Beyond the statistics, however, there were other elements that made the match special. Both men were gracious in their acknowledgments of each other.

“It’s not impossible,” Djokovic said, “but it’s very, very difficult to stay with Rafa in this court, throughout the whole match, on the highest level of performance. I played at the maximum of my power, my strength, and my capability,” Djokovic added, “but Rafa was the best player.”

“Well,” Nadal said, “in matches like this every moment is crucial. All the points are so hard. Playing against Novak always is a great challenge. Every time I have a chance to beat him I am playing at my limit.”

While both men were in top physical condition, Djokovic clearly suffered from an upset stomach in the 81 degree heat and 48% humidity. However, the Serbian player never complained. Nadal also appeared to struggle through a few back problems during the fourth set, but rallied to close out the match.

“For sure the day of today was very tough, very humid,” Nadalsaid. “The combination of two weeks of cold with the drastic change of yesterday and today, so today was the first real day that we play with that conditions. This big change I think affects us, affects our physical performance.”

During the many close line calls, both men remained calm as the umpire left his chair to confirm the ball marks in the clay. The French have yet to adopt the high-tech Hawk Eye used to verify close calls at Wimbledon and the U.S. Open.

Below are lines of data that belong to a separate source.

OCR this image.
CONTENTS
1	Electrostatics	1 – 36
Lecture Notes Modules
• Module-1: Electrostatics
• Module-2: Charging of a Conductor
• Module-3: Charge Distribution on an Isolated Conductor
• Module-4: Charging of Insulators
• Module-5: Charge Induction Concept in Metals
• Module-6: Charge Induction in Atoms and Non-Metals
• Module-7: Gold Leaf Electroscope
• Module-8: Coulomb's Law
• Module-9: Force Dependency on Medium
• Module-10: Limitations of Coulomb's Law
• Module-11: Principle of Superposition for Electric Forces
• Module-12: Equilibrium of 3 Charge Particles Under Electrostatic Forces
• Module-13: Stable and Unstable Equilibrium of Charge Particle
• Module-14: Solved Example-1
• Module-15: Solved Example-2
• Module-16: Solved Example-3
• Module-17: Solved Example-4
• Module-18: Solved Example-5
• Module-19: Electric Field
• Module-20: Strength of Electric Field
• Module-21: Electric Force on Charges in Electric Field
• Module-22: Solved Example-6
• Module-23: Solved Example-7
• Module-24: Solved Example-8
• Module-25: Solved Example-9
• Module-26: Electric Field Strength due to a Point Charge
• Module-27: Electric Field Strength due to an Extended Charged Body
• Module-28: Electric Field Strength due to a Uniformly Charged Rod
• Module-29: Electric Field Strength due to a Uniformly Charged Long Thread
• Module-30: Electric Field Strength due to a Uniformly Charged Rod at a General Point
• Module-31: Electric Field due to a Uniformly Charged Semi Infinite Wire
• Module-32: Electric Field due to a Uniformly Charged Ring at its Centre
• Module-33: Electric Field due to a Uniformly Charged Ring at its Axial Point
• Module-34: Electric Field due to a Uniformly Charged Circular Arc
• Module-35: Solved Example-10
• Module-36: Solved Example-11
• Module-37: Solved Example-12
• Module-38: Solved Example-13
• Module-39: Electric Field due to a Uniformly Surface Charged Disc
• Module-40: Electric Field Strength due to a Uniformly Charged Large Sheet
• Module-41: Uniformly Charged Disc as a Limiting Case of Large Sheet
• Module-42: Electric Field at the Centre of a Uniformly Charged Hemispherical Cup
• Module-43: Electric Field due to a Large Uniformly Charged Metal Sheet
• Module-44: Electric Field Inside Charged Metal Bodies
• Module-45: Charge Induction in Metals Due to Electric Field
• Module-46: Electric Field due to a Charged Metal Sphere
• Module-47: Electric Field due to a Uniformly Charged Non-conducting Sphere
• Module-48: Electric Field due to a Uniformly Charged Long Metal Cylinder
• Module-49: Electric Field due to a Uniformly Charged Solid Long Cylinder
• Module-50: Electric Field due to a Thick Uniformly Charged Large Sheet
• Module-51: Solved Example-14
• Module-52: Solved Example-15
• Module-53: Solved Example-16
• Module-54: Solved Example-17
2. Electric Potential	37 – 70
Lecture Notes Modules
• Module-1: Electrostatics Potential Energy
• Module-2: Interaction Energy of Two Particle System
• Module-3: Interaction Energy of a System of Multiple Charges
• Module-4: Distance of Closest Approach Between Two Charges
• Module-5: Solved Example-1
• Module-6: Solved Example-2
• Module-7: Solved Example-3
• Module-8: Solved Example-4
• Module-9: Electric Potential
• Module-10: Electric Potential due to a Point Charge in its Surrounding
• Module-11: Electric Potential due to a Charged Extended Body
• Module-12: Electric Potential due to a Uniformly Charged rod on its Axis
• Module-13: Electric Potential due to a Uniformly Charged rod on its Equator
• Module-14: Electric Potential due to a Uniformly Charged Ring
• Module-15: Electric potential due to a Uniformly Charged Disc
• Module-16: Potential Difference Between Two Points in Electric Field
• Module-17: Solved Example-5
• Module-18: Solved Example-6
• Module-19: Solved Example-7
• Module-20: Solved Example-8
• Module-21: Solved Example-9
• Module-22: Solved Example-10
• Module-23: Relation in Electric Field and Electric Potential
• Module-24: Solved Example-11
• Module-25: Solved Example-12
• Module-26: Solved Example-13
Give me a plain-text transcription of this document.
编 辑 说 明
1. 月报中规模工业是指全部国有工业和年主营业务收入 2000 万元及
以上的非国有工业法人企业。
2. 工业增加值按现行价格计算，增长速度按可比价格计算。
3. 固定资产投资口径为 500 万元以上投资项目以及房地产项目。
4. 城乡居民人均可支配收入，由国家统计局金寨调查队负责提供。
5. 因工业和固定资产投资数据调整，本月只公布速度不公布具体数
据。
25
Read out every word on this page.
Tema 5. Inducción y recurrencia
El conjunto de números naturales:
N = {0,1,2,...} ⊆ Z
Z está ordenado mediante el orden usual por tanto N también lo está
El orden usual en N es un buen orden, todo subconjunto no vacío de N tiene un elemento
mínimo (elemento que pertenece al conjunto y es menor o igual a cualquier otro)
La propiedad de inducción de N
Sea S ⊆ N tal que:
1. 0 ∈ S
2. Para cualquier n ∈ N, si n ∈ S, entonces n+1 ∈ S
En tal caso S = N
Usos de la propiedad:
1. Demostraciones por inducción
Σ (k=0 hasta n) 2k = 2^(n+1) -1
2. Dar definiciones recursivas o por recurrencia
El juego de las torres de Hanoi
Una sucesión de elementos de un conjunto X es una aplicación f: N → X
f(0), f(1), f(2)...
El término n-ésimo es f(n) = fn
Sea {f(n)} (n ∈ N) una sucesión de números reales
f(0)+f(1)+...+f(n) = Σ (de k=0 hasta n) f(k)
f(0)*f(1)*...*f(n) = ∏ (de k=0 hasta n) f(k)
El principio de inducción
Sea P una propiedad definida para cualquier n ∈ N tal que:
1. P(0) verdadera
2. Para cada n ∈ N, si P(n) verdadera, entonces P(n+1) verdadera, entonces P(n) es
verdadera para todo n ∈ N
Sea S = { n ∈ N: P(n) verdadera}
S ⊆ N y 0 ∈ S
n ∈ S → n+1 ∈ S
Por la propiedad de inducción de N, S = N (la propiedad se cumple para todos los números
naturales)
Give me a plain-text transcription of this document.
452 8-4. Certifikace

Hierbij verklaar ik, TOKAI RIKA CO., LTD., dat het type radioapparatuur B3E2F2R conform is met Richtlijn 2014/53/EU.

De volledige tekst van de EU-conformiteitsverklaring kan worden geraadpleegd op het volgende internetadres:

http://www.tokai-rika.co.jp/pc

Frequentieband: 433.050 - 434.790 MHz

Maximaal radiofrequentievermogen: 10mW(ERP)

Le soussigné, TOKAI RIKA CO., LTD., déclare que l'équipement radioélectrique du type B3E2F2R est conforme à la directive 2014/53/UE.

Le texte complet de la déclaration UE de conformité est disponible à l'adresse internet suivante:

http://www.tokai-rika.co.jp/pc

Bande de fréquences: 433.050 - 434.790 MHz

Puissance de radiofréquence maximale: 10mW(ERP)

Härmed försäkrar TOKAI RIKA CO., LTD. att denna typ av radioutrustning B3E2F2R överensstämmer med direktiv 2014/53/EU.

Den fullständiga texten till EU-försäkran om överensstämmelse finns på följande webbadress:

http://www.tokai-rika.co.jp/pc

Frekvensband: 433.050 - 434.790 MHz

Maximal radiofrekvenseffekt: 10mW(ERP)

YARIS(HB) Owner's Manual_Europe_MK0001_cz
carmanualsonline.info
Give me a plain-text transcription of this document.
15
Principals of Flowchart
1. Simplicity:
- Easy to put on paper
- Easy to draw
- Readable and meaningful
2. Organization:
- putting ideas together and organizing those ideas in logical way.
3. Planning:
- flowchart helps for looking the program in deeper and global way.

Although Djokovic had just come off four recent wins against Nadal, he remained reflective in his post-match press conference.

“My best wasn’t as the best against him in Rome a couple weeks ago … He was a better player in the crucial moments. Of course it’s disappointing for me, but life goes on.”

Acknowledging his rival, Nadal said, “I’m sure that you will win here in the future. I don’t have any doubt about that.”

Two gentlemen met in Paris, both equal in skill and fortitude, and while one came away with a prize, both displayed equal amounts of dignity, respect, and self-determination in pursuit of excellence.